Lecture 1: Relational Models

Database System 第 1 讲

Introduction

Before the advent of the relational model, what was the database world like? It was dominated by network models and hierarchical models. Imagine data as a complex maze, and application programmers, like explorers, carefully navigate between data records, guided by “pointers” or “paths.”

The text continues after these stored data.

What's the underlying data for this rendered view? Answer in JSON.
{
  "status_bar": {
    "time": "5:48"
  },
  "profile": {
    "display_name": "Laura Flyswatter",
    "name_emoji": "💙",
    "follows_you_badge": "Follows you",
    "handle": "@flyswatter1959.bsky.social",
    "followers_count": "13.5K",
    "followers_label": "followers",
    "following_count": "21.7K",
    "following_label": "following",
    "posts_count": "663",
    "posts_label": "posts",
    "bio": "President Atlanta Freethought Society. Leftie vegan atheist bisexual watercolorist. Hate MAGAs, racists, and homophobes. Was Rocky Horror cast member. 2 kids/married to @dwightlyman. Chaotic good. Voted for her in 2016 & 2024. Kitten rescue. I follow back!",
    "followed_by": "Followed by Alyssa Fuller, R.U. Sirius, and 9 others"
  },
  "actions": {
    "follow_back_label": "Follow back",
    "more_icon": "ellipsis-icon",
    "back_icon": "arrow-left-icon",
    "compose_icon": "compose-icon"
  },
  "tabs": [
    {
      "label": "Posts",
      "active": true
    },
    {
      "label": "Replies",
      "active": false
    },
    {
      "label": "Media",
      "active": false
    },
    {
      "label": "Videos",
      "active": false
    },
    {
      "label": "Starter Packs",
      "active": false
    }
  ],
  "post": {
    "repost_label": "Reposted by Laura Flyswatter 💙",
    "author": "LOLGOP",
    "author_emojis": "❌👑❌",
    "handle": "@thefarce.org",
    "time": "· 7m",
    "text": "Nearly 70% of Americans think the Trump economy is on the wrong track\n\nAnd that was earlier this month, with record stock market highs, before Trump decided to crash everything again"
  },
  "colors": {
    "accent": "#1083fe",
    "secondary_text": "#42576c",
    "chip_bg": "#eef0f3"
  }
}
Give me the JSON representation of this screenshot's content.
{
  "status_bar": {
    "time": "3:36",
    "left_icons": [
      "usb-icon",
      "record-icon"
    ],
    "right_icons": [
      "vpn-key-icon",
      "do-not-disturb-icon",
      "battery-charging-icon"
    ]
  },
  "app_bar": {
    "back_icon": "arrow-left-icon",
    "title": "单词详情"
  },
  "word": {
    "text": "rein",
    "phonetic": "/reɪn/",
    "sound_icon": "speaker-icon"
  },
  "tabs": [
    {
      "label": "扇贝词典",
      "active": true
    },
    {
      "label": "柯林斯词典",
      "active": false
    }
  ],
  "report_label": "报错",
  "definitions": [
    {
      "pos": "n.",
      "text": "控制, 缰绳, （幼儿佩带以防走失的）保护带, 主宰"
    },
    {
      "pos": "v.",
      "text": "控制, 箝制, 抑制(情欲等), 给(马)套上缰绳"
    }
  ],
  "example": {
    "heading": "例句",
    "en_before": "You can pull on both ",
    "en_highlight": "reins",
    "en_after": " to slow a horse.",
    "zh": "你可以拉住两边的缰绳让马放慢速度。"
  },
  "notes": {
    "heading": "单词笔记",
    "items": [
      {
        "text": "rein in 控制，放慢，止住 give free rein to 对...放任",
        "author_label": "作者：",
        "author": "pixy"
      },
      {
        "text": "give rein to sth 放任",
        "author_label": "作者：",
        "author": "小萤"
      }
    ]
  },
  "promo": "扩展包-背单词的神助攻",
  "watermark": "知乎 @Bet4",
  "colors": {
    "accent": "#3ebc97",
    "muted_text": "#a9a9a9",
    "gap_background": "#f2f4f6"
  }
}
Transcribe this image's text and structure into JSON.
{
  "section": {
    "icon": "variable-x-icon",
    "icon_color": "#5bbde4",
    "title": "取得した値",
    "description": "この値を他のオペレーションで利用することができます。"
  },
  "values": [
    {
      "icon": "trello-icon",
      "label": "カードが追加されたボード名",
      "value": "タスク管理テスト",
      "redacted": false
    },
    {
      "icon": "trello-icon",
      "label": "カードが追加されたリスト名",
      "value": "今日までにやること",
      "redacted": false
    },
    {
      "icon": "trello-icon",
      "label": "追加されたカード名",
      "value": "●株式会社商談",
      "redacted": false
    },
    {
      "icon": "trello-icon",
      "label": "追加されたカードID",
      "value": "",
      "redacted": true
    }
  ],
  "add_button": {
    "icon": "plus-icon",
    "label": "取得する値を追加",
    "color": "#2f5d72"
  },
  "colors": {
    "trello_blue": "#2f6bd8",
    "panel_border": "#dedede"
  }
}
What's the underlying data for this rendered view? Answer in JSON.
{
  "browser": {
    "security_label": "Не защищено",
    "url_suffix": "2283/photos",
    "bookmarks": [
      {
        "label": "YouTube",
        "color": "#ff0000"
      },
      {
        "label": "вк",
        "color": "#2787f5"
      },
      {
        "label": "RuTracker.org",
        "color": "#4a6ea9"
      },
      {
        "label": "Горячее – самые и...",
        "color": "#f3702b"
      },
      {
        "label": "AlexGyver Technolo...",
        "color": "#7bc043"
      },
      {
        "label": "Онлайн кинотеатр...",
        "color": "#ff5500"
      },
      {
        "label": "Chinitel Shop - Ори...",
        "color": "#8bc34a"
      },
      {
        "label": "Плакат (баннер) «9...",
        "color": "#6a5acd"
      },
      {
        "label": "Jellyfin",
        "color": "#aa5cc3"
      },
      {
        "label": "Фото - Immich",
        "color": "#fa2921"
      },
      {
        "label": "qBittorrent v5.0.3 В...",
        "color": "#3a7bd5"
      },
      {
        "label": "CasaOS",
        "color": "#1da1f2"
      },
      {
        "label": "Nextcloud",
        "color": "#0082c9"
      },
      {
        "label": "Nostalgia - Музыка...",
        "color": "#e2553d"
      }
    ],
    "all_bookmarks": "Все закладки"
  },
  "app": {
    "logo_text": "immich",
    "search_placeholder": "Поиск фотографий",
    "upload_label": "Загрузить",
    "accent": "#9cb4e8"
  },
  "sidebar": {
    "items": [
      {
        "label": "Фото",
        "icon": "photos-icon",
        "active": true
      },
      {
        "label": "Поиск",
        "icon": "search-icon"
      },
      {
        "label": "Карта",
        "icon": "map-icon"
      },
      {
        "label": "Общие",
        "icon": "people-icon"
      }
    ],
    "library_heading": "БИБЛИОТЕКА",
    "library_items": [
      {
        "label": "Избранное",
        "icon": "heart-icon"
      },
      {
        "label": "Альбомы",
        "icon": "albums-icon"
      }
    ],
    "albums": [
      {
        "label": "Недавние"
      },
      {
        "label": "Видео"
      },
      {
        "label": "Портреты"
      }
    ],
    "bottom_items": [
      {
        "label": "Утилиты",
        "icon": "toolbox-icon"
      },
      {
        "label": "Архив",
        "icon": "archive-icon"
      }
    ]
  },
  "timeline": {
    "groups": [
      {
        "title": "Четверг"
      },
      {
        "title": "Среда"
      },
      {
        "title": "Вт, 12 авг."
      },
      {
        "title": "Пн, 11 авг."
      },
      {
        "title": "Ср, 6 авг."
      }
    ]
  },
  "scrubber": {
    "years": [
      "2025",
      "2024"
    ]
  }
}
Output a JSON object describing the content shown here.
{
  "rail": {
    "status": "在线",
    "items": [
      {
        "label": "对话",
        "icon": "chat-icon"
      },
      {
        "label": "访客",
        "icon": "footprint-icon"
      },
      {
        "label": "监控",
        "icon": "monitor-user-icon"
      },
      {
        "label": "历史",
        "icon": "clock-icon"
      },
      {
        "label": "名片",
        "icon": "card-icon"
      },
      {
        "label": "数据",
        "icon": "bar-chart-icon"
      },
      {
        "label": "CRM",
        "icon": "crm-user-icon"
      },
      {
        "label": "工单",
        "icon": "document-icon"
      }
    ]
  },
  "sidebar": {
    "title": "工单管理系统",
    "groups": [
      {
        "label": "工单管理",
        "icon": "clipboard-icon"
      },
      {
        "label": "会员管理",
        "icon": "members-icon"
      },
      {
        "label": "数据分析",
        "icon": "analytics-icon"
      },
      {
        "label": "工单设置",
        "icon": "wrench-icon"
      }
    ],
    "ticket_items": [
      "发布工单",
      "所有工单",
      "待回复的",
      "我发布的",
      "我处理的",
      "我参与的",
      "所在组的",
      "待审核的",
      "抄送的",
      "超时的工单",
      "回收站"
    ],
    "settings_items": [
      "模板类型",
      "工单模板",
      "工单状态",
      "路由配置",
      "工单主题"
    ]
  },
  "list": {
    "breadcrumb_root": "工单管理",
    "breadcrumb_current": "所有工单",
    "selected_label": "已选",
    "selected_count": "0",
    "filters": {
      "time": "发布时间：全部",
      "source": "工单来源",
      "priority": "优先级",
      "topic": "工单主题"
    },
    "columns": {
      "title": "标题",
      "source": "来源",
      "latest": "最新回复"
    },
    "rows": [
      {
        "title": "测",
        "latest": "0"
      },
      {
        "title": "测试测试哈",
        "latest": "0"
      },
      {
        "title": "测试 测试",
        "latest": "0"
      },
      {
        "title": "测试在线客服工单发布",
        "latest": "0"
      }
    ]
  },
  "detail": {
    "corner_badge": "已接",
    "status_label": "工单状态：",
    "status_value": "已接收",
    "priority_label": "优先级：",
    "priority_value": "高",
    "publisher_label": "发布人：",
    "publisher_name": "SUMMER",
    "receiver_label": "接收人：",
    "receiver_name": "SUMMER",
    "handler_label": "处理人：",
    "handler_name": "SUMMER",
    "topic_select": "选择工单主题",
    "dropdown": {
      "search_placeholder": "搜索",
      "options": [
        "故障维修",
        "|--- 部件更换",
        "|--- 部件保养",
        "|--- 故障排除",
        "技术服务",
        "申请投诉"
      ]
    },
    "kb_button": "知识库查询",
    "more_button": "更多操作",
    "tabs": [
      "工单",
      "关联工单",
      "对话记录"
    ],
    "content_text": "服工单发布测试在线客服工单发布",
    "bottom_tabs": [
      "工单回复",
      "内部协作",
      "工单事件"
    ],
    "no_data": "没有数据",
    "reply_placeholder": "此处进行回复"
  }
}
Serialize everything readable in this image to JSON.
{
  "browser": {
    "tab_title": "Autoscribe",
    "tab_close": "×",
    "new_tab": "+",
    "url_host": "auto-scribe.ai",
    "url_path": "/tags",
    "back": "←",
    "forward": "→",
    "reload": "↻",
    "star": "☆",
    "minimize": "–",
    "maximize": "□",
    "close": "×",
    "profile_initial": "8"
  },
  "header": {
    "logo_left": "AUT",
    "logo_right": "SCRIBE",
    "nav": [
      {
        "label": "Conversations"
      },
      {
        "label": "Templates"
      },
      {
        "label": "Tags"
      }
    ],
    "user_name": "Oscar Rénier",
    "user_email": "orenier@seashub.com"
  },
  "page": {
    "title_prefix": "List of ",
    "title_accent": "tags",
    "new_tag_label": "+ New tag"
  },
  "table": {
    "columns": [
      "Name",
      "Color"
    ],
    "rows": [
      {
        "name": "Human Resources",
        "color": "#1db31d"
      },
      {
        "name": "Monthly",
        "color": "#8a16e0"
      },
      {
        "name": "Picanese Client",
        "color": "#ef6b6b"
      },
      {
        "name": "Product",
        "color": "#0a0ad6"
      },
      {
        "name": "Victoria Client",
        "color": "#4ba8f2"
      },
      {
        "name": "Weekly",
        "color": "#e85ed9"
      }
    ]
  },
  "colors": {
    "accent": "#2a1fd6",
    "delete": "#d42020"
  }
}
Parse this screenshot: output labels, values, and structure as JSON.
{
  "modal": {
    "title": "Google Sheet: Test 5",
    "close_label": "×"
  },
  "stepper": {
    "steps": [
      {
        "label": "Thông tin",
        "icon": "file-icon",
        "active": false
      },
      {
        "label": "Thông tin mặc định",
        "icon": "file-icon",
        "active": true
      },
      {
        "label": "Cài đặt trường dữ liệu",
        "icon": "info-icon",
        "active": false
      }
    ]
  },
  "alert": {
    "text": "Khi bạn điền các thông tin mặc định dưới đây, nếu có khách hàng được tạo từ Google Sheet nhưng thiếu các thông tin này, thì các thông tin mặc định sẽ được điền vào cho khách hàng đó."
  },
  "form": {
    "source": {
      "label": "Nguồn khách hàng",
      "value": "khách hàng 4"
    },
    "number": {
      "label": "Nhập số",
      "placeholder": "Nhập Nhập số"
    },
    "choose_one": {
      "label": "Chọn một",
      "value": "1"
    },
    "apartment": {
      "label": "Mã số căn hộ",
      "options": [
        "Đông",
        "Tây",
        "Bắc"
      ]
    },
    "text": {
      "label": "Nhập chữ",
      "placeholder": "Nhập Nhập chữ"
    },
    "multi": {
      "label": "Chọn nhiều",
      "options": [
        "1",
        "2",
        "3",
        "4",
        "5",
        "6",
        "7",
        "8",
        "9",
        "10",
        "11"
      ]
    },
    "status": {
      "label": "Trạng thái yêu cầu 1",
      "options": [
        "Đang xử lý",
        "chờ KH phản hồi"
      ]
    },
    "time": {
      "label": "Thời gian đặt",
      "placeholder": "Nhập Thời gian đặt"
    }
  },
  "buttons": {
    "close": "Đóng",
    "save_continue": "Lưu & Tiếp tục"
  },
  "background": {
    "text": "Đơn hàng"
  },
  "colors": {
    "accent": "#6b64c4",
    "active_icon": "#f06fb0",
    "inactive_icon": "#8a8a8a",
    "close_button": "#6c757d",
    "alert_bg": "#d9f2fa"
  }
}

Hierarchical Model: Data is organized into a tree structure. Its advantages include clear description of one-to-many relationships and high query efficiency. However, its disadvantage is fatal: if two entities have a many-to-many relationship (e.g., a student can choose multiple courses, and a course can be chosen by multiple students), it must be simulated using redundant data, which is extremely cumbersome.
Network Model: Allows multiple parent nodes, solving the many-to-many problem. However, it introduces complex “linked lists of pointers” to maintain relationships between records. What problems does this cause?
Navigational Access: Programmers must explicitly specify in the code how to “navigate” from one record to the next. Query logic is tightly coupled to the physical storage path of the data.
Poor Data Independence: Once the underlying data storage structure changes (e.g., adding a new index or path for optimization), all application code accessing this data may need to be rewritten. This is a maintenance nightmare.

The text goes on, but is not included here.